Если я заглядывал в его комнату, он всегда говорил: «Возьми конфету», — даже когда я вышел из того возраста, в котором сладости любишь больше всего. И я открывал нижний ящик письменного стола и брал из большого стакана малиновую или лимонную карамельку. Отец смотрел на меня, не переставая писать.

В других ящиках (однажды я туда заглянул, когда отец их выдвигал) лежали перья, пузырьки с тушью, какие-то бумаги, скрепки, конверты, марки, ластики. Правда, самый верхний ящик был заперт.

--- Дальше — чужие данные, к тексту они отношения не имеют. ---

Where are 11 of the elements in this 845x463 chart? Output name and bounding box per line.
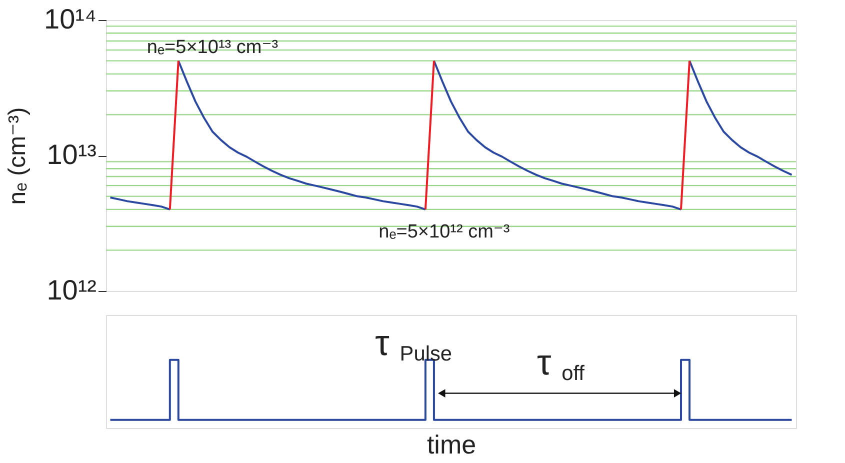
- line-series: [109, 196, 171, 210]
- line-series: [688, 60, 793, 176]
- y-tick-label: 10¹⁴: [44, 4, 96, 34]
- y-tick-label: 10¹²: [46, 274, 96, 306]
- annotation: nₑ=5×10¹³ cm⁻³: [146, 36, 278, 58]
- y-tick-label: 10¹³: [46, 139, 96, 170]
- y-axis-title: nₑ (cm⁻³): [4, 107, 31, 205]
- line-series: [177, 60, 426, 210]
- line-series: [432, 60, 682, 210]
- x-axis-title: time: [426, 430, 476, 460]
- annotation: nₑ=5×10¹² cm⁻³: [378, 221, 510, 242]
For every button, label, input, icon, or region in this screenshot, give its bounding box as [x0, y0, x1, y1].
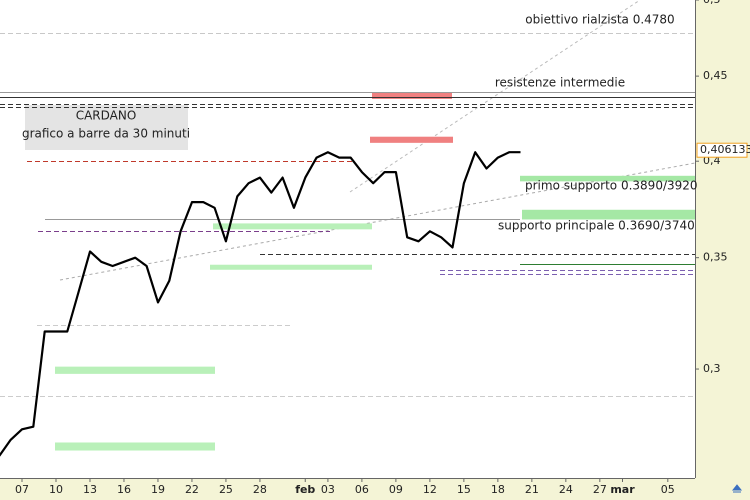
x-tick-label: 24 — [559, 483, 573, 496]
x-tick-label: 10 — [49, 483, 63, 496]
x-tick-label: 05 — [661, 483, 675, 496]
title-box — [25, 105, 188, 150]
x-axis-area — [0, 478, 695, 500]
zone — [520, 175, 695, 182]
x-tick-label: 12 — [423, 483, 437, 496]
annotation: obiettivo rialzista 0.4780 — [525, 13, 674, 27]
price-line — [0, 151, 521, 457]
last-price-label: 0,406133 — [700, 143, 750, 156]
last-price-box — [696, 142, 748, 158]
x-tick-label: 06 — [355, 483, 369, 496]
x-tick-label: mar — [610, 483, 635, 496]
zone — [210, 264, 372, 270]
annotation: primo supporto 0.3890/3920 — [525, 179, 698, 193]
chart-title: CARDANO — [76, 109, 137, 123]
y-tick-label: 0,5 — [703, 0, 721, 6]
y-tick-label: 0,45 — [703, 69, 728, 82]
x-tick-label: 07 — [15, 483, 29, 496]
x-tick-label: 09 — [389, 483, 403, 496]
x-tick-label: 22 — [185, 483, 199, 496]
zone — [522, 209, 695, 220]
x-tick-label: 15 — [457, 483, 471, 496]
x-tick-label: 25 — [219, 483, 233, 496]
x-tick-label: 18 — [491, 483, 505, 496]
x-tick-label: 27 — [593, 483, 607, 496]
scroll-icon[interactable] — [731, 484, 743, 493]
x-tick-label: 21 — [525, 483, 539, 496]
zone — [370, 136, 453, 143]
annotation: supporto principale 0.3690/3740 — [498, 219, 695, 233]
y-tick-label: 0,35 — [703, 251, 728, 264]
x-tick-label: 19 — [151, 483, 165, 496]
plot-area — [0, 0, 695, 478]
zone — [55, 442, 215, 451]
x-tick-label: 13 — [83, 483, 97, 496]
x-tick-label: 16 — [117, 483, 131, 496]
annotation: resistenze intermedie — [495, 76, 625, 90]
nav-arrows[interactable] — [731, 484, 743, 493]
zone — [55, 366, 215, 374]
y-axis-area — [695, 0, 750, 500]
x-tick-label: 03 — [321, 483, 335, 496]
zone — [213, 223, 372, 230]
trend-line — [349, 0, 641, 193]
x-tick-label: 28 — [253, 483, 267, 496]
x-tick-label: feb — [295, 483, 315, 496]
chart-subtitle: grafico a barre da 30 minuti — [22, 127, 190, 141]
y-tick-label: 0,3 — [703, 362, 721, 375]
zone — [372, 92, 452, 99]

Всегда. Там были секретные вещи.

В тот вечер я заснул с трудом, а потом меня мучили кошмары. Сквозь сон я услышал из комнаты отца какой-то шум, словно сломалась ветка. Еще не проснувшись, я соскочил с постели и помчался вниз по лестнице. Толкнул дверь к отцу. Он лежал в ванной комнате, привалившись боком к ванне, голова свесилась под умывальник. Дыхание его было хриплым, прерывистым. Я понял, что он умирает. В правой руке у него была сигарета. Я бросил ее в ванну. Потом встал на колени, схватил отца за руки и начал вытягивать из-под умывальника. Потом опустил, потому что из крана во все стороны брызгала вода, надо было его закрыть. Снова потащил отца, оказавшегося зажатым между умывальником, ванной и стеной. А когда я освободил его голову, в ящике для белья застряли ноги. Кое-как мне удалось перетащить его обмякшее тело в комнату и положить на постель. Он был такой маленький и такой тяжелый! Сломанные пополам очки лежали на ковре. Наверно, я на них наступил.

— Папа, — сказал я.

Отец больше не дышал, рот открылся. Он был мертв. На виске, там, где он ударился о ванну, виднелась кровь. Я достал махровое полотенце и приложил к ране. За окном светало. Я пошел к телефону и позвонил доктору Грину, который вот уже много лет был его домашним врачом и другом. Правда, совсем недавно они рассорились; я не знал почему. Наверно, доктор Грин снова намекнул, что четыре пачки сигарет в день, да еще «Голуаз», — перебор, и спросил, не хочет ли отец перейти на одну пачку или вовсе бросить курить. А отец, разумеется, хлопнул всеми дверьми, а перед этим куда решительнее, чем раньше, сообщил, что плевать на него хотел, да-да, плевать. А свой диплом врача он может засунуть куда подальше.